In this regard, the government has embarked on several programmes, which seeks to empower the rural populace, the majority of whom rely on agriculture production for their livelihoods, through enhanced production and productivity along their various value chains.
Various government initiatives have been tabled to assist small-scale farmers to scale up agricultural production like climate smart farming (Pfumvudza/Intwasa) and Presidential free input schemes, to mention just a few.
Despite all the concerted efforts by the government to develop and modernize agricultural production systems among small-scale farmers, market access remains a challenge to these farmers.
Like in most African countries and other less developed nations across the globe, small-scale farmers face a several challenges in marketing their agricultural products. Chief among these challenges are poor storage facilities and poor road infrastructure. Most small-scale farmers fall prey to middlemen who buy their produce at a song due to these challenges.
It is against this background that the Agricultural Marketing Authority (AMA) is working on cluster development among small-scale farmers to create co-ordinated and organised farmer producer organisations (FPO) that would eradicate the marketing pitfalls referred to earlier.
An FPO is a business entity comprised of primary producers, in this case small-scale farmers. This involves farmers coming together to form groups of people with a shared vision and objectives regarding choice of agricultural production systems to undertake and enterprises to pursue.
Naturally, as the old adage goes, there is power in numbers. The bargaining power of an FPO on the market is high as there is aggregation of produce by the farmers to meet the quantity requirements of various off-takers.
In an FPO, production is co-ordinated implying that the group makes decisions on the crop to grow or livestock enterprise to adopt. This decision will be informed by what is required on the market. This means, therefore, that market-led production is undertaken and hence a guaranteed market secured prior to production.
There are a lot of benefits derived from forming FPOs. These include:
- Collective management of resources;
- Collective purchases that can attract discounts from input suppliers;
- Reduction in cost of means of production; and
- Collective marketing improves bargaining power.
AMA is, therefore, raising awareness among farmers on these benefits and assisting in development of FPOs.
The concept of FPOs is well-entrenched on the Indian agricultural production landscape which is underpinned on transforming farming as a business. This model has scored a lot of positives for farmers in India.

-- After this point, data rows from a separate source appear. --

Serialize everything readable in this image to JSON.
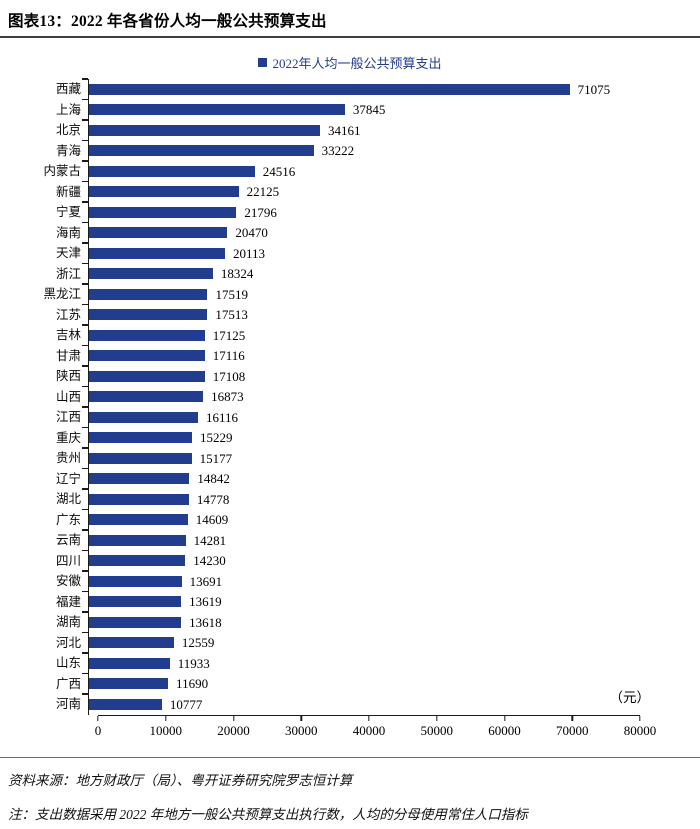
{
  "header": {
    "title": "图表13：2022 年各省份人均一般公共预算支出"
  },
  "chart_data": {
    "type": "bar",
    "orientation": "horizontal",
    "title": "图表13：2022 年各省份人均一般公共预算支出",
    "legend": "2022年人均一般公共预算支出",
    "legend_position": "top",
    "unit": "（元）",
    "bar_color": "#223C8E",
    "categories": [
      "西藏",
      "上海",
      "北京",
      "青海",
      "内蒙古",
      "新疆",
      "宁夏",
      "海南",
      "天津",
      "浙江",
      "黑龙江",
      "江苏",
      "吉林",
      "甘肃",
      "陕西",
      "山西",
      "江西",
      "重庆",
      "贵州",
      "辽宁",
      "湖北",
      "广东",
      "云南",
      "四川",
      "安徽",
      "福建",
      "湖南",
      "河北",
      "山东",
      "广西",
      "河南"
    ],
    "values": [
      71075,
      37845,
      34161,
      33222,
      24516,
      22125,
      21796,
      20470,
      20113,
      18324,
      17519,
      17513,
      17125,
      17116,
      17108,
      16873,
      16116,
      15229,
      15177,
      14842,
      14778,
      14609,
      14281,
      14230,
      13691,
      13619,
      13618,
      12559,
      11933,
      11690,
      10777
    ],
    "xlim": [
      0,
      80000
    ],
    "x_ticks": [
      0,
      10000,
      20000,
      30000,
      40000,
      50000,
      60000,
      70000,
      80000
    ],
    "grid": false
  },
  "footer": {
    "source": "资料来源：地方财政厅（局）、粤开证券研究院罗志恒计算",
    "note": "注：支出数据采用 2022 年地方一般公共预算支出执行数，人均的分母使用常住人口指标"
  }
}
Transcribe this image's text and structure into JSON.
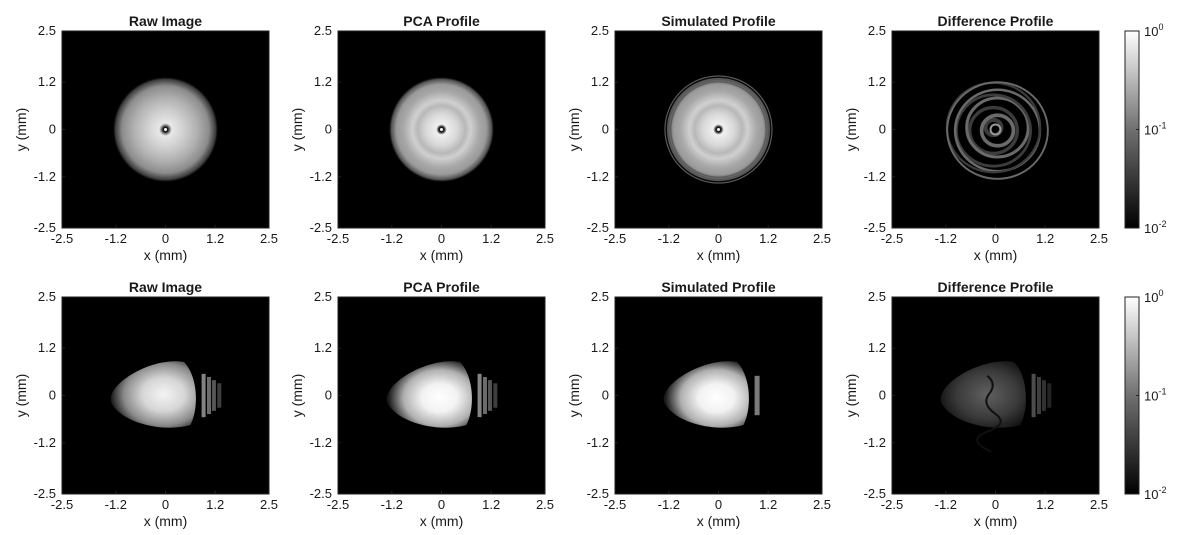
{
  "chart_data": {
    "type": "heatmap",
    "colormap": "gray",
    "scale": "log",
    "grid": false,
    "xlabel": "x (mm)",
    "ylabel": "y (mm)",
    "xlim": [
      -2.5,
      2.5
    ],
    "ylim": [
      -2.5,
      2.5
    ],
    "xticks": [
      "-2.5",
      "-1.2",
      "0",
      "1.2",
      "2.5"
    ],
    "yticks": [
      "2.5",
      "1.2",
      "0",
      "-1.2",
      "-2.5"
    ],
    "colorbar": {
      "range": [
        0.01,
        1
      ],
      "ticks": [
        {
          "base": "10",
          "exp": "0"
        },
        {
          "base": "10",
          "exp": "-1"
        },
        {
          "base": "10",
          "exp": "-2"
        }
      ]
    },
    "rows": [
      {
        "beam": "circular",
        "panels": [
          {
            "title": "Raw Image",
            "kind": "raw"
          },
          {
            "title": "PCA Profile",
            "kind": "pca"
          },
          {
            "title": "Simulated Profile",
            "kind": "sim"
          },
          {
            "title": "Difference Profile",
            "kind": "diff"
          }
        ]
      },
      {
        "beam": "asymmetric",
        "panels": [
          {
            "title": "Raw Image",
            "kind": "raw"
          },
          {
            "title": "PCA Profile",
            "kind": "pca"
          },
          {
            "title": "Simulated Profile",
            "kind": "sim"
          },
          {
            "title": "Difference Profile",
            "kind": "diff"
          }
        ]
      }
    ]
  }
}
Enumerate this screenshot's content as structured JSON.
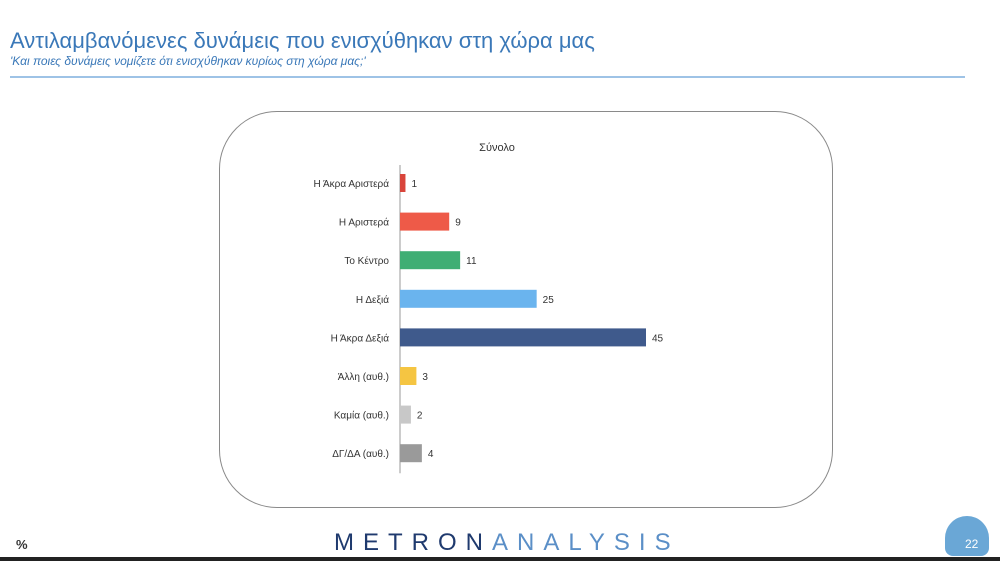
{
  "header": {
    "title": "Αντιλαμβανόμενες δυνάμεις που ενισχύθηκαν στη χώρα μας",
    "subtitle": "'Και ποιες δυνάμεις νομίζετε ότι ενισχύθηκαν κυρίως στη χώρα μας;'"
  },
  "footer": {
    "brand_bold": "METRON",
    "brand_light": "ANALYSIS",
    "page_number": "22",
    "percent_icon": "percent-icon",
    "badge_color": "#6aa7d6"
  },
  "chart_data": {
    "type": "bar",
    "orientation": "horizontal",
    "title": "Σύνολο",
    "categories": [
      "Η Άκρα Αριστερά",
      "Η Αριστερά",
      "Το Κέντρο",
      "Η Δεξιά",
      "Η Άκρα Δεξιά",
      "Άλλη (αυθ.)",
      "Καμία (αυθ.)",
      "ΔΓ/ΔΑ (αυθ.)"
    ],
    "values": [
      1,
      9,
      11,
      25,
      45,
      3,
      2,
      4
    ],
    "colors": [
      "#d9453b",
      "#ee5a48",
      "#3fae74",
      "#6ab4ee",
      "#3f5a8c",
      "#f5c542",
      "#c8c8c8",
      "#9a9a9a"
    ],
    "xlim": [
      0,
      45
    ],
    "grid": false,
    "data_labels": true
  }
}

In India, an FPO is a legal entity comprising of 20 or more farmers and registered with the Government of India through either the Cooperatives Act or Companies Act. The concept is almost similar to the village business unit what the Zimbabwe government is rolling out across the country.
The emergence of FPOs in India over the years emanated from the highly fragmented nature of farmland in that country. There has been a steady decline in farmland size for small-scale farmers in the past 20 years. On average, land size in India is 1.08 hectares per farmer. On the other hand, about 86% of the small-scale farmers occupy total land holdings in India.

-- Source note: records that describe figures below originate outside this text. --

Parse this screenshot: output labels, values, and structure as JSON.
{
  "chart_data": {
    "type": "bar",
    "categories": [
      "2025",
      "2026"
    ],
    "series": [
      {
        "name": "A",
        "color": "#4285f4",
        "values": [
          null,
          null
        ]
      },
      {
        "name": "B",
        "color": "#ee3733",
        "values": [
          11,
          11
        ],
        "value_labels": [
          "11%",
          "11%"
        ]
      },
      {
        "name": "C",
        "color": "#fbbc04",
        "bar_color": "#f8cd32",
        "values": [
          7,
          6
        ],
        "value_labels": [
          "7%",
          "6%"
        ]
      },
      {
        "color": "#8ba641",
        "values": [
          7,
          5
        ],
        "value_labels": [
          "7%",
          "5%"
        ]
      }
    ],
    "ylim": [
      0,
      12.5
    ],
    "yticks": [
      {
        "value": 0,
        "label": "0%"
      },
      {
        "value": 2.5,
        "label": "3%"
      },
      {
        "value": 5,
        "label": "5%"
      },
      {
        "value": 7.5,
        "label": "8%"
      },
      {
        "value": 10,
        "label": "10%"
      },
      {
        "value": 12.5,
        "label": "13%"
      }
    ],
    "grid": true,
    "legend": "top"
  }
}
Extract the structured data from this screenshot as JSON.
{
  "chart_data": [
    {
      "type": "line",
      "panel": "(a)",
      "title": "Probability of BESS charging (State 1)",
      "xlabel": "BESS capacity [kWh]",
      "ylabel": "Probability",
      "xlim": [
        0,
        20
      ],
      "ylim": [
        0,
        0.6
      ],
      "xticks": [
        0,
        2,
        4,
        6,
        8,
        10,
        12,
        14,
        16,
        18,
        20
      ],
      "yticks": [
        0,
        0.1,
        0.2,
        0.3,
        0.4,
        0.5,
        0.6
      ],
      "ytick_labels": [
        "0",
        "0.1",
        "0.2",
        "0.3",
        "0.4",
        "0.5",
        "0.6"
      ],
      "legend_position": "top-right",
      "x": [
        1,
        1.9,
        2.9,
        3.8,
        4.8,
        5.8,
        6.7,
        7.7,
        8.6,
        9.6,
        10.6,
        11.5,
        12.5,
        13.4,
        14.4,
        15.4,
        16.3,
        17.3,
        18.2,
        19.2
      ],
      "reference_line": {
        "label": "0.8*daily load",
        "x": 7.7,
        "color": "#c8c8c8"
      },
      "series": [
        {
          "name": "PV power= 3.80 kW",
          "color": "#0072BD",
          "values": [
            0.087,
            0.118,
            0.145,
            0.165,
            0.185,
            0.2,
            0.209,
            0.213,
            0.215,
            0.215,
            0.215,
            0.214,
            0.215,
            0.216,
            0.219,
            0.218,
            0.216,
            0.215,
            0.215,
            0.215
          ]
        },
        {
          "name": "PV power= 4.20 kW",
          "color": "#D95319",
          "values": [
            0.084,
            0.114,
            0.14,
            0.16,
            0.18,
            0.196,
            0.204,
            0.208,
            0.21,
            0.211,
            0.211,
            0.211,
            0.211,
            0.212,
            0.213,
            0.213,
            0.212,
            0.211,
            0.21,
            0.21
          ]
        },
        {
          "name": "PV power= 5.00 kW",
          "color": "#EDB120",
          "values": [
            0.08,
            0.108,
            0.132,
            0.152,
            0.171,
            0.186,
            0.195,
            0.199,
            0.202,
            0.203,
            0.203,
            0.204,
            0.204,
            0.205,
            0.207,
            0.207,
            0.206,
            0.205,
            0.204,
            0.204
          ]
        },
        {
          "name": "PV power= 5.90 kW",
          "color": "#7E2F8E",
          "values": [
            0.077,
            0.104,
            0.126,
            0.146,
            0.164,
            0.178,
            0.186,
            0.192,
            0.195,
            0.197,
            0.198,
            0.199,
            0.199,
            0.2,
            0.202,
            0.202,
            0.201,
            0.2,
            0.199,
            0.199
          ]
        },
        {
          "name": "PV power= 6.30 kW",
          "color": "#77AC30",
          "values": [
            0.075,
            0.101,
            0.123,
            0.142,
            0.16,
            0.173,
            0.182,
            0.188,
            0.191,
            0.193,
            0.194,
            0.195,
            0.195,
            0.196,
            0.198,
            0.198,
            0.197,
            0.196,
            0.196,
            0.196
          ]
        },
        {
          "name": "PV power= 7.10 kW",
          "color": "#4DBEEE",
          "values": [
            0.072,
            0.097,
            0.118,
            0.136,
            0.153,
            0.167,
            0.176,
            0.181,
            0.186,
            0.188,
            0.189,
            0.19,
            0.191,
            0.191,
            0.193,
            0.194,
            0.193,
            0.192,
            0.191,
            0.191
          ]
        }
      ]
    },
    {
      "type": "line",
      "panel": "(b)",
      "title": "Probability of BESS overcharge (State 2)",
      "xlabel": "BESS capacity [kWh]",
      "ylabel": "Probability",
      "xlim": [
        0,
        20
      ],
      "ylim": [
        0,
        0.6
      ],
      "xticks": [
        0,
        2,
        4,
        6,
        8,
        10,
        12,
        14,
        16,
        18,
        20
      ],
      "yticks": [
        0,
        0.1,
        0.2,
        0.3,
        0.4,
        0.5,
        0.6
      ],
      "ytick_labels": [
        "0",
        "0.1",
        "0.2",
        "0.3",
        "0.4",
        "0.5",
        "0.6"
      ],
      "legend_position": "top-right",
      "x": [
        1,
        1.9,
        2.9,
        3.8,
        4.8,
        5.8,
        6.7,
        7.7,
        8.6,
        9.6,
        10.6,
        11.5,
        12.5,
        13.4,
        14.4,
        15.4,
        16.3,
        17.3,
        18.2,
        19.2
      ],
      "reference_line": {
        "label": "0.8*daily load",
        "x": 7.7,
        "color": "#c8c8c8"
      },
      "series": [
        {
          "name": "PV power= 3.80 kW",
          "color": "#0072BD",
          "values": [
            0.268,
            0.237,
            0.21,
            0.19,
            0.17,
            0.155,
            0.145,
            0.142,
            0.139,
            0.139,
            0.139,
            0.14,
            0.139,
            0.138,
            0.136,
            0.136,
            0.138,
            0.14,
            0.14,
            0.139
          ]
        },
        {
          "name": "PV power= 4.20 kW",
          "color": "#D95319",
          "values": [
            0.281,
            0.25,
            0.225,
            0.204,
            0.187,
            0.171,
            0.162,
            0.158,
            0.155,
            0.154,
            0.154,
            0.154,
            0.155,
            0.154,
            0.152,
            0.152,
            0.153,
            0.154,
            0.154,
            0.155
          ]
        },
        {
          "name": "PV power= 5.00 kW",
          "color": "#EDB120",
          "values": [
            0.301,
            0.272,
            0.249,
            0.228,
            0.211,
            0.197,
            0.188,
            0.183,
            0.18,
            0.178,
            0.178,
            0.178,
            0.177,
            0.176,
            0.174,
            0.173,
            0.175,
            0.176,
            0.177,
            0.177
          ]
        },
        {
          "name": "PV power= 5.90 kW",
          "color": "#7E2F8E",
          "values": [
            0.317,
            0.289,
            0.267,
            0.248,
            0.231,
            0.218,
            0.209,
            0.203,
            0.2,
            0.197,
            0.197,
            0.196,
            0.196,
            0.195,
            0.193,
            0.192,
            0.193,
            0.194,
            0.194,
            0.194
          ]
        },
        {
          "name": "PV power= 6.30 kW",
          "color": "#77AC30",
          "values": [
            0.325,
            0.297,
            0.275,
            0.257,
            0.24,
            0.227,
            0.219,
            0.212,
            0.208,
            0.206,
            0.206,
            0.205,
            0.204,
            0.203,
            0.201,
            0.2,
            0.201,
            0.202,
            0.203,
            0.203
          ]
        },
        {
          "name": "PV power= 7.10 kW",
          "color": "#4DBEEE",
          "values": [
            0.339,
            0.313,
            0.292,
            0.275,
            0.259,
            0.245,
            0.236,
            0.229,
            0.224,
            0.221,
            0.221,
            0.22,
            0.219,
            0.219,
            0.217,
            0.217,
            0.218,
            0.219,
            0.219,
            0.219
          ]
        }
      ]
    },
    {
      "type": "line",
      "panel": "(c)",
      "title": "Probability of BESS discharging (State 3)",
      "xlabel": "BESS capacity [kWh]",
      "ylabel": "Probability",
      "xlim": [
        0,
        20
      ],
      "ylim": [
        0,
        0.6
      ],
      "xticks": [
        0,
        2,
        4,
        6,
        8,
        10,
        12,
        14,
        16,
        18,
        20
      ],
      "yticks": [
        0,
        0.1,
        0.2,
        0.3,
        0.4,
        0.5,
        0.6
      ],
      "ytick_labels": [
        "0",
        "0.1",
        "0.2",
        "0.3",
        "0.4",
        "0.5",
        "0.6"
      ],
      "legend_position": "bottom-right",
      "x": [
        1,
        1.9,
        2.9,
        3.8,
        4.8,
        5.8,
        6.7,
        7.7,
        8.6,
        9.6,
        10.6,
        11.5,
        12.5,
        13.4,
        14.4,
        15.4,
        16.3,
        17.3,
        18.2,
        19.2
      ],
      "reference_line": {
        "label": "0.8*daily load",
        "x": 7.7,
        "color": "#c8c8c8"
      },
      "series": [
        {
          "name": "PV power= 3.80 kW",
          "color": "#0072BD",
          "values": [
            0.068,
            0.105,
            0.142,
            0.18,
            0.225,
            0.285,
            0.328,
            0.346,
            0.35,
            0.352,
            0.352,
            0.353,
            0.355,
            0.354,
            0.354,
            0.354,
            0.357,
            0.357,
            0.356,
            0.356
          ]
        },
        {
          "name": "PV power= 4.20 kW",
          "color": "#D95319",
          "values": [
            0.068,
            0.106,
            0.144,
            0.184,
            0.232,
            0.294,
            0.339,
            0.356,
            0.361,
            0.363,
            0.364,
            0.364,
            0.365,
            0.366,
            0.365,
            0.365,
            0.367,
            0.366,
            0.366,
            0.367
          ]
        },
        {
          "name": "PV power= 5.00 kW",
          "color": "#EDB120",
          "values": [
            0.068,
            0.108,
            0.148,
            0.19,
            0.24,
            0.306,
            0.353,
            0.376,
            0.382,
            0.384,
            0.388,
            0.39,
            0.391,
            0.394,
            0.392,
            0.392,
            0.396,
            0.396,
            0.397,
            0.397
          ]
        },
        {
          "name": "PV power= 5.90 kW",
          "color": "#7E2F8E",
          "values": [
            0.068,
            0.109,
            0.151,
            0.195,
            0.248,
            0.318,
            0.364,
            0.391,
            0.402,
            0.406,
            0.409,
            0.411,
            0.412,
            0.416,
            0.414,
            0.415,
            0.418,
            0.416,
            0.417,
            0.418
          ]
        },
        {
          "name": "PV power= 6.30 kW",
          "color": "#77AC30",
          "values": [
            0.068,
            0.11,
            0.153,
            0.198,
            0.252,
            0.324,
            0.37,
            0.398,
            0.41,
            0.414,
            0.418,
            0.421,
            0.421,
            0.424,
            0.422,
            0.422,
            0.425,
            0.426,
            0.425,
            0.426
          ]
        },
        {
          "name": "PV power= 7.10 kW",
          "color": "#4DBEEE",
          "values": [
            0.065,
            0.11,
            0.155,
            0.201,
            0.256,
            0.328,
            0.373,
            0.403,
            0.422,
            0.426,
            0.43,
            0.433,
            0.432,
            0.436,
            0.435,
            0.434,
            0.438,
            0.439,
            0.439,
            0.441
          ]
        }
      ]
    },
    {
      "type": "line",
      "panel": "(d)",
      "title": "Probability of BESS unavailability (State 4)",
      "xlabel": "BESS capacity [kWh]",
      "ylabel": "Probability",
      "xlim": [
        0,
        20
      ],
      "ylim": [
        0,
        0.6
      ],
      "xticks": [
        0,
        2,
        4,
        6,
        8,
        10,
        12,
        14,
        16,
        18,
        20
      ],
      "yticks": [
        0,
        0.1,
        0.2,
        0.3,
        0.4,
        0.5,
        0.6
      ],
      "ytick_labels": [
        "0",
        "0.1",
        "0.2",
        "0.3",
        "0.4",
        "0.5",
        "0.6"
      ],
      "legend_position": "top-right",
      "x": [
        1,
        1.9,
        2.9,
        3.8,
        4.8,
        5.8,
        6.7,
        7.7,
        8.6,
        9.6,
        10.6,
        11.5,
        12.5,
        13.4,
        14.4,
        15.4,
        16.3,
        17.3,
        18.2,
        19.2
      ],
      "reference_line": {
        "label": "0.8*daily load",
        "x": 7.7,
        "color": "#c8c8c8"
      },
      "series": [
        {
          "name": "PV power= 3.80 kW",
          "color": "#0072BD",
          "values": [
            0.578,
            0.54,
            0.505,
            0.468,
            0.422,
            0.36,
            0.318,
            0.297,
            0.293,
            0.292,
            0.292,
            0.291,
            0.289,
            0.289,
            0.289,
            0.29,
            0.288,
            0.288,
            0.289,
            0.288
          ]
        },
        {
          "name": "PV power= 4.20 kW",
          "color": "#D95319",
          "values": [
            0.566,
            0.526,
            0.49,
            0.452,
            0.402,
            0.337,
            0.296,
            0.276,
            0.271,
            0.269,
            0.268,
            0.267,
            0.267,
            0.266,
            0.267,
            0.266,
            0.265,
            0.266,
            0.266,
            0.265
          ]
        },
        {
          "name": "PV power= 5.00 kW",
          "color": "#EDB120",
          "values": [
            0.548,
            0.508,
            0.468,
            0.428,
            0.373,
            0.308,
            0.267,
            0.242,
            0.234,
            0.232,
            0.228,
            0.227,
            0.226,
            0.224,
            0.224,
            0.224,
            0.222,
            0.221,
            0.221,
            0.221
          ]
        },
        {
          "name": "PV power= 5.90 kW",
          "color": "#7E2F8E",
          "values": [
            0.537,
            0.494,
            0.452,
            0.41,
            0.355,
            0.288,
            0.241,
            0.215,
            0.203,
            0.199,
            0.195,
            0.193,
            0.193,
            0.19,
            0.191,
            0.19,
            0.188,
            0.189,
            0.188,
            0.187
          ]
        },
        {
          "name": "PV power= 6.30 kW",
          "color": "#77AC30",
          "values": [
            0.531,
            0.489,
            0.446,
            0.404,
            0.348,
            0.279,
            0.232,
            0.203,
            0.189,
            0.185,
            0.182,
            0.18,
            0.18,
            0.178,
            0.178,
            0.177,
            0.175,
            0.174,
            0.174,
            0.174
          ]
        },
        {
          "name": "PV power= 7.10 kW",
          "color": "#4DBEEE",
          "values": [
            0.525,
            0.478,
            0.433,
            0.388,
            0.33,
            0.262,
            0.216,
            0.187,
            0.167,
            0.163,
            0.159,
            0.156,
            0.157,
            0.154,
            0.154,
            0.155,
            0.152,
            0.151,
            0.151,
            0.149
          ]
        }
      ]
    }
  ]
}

This scenario of fragmentation of the land resource entailed diseconomies of scale and ultimately diminishing profitability of farming. These challenges led to the birth of the FPO model to enhance production and productivity of small-scale farmers.

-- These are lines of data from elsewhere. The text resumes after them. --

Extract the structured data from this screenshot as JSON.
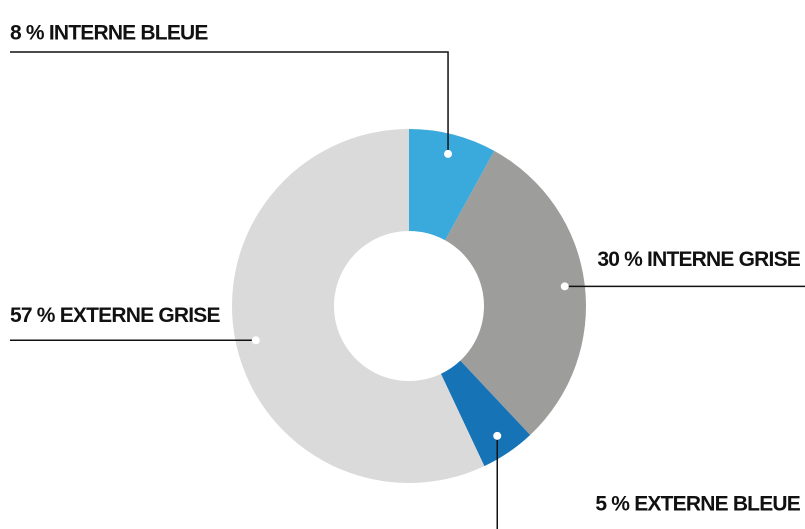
{
  "chart_data": {
    "type": "donut",
    "values": [
      8,
      30,
      5,
      57
    ],
    "value_labels": [
      "8 % INTERNE BLEUE",
      "30 % INTERNE GRISE",
      "5 % EXTERNE BLEUE",
      "57 % EXTERNE GRISE"
    ],
    "colors": [
      "#3aa9dc",
      "#9d9d9c",
      "#1673b6",
      "#dadada"
    ]
  }
}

The world’s largest dairy co-operative is found in India. Amul (Anand Milk Union Limited) Dairy Co-operative was borne out of the FPO model and is women-constituted co-operative. The co-operative was created in 1946 as a reaction to the exploitation of local milk producers by the dealers and agents of the main dairy companies of that time.
The aggregation of milk from the village level in the Amul case study shows how grassroots initiatives can lead to the birth of large conglomerates controlled and benefiting the primary producers.
The FPO model in India presents a desirable case study from where lessons can be drawn for Zimbabwe’s agriculture sector in transforming farming as a business.
If local farmers can adopt such production models, Zimbabwe will smush production targets as well as achieve food and nutrition security as espoused in the National Development Strategy 1.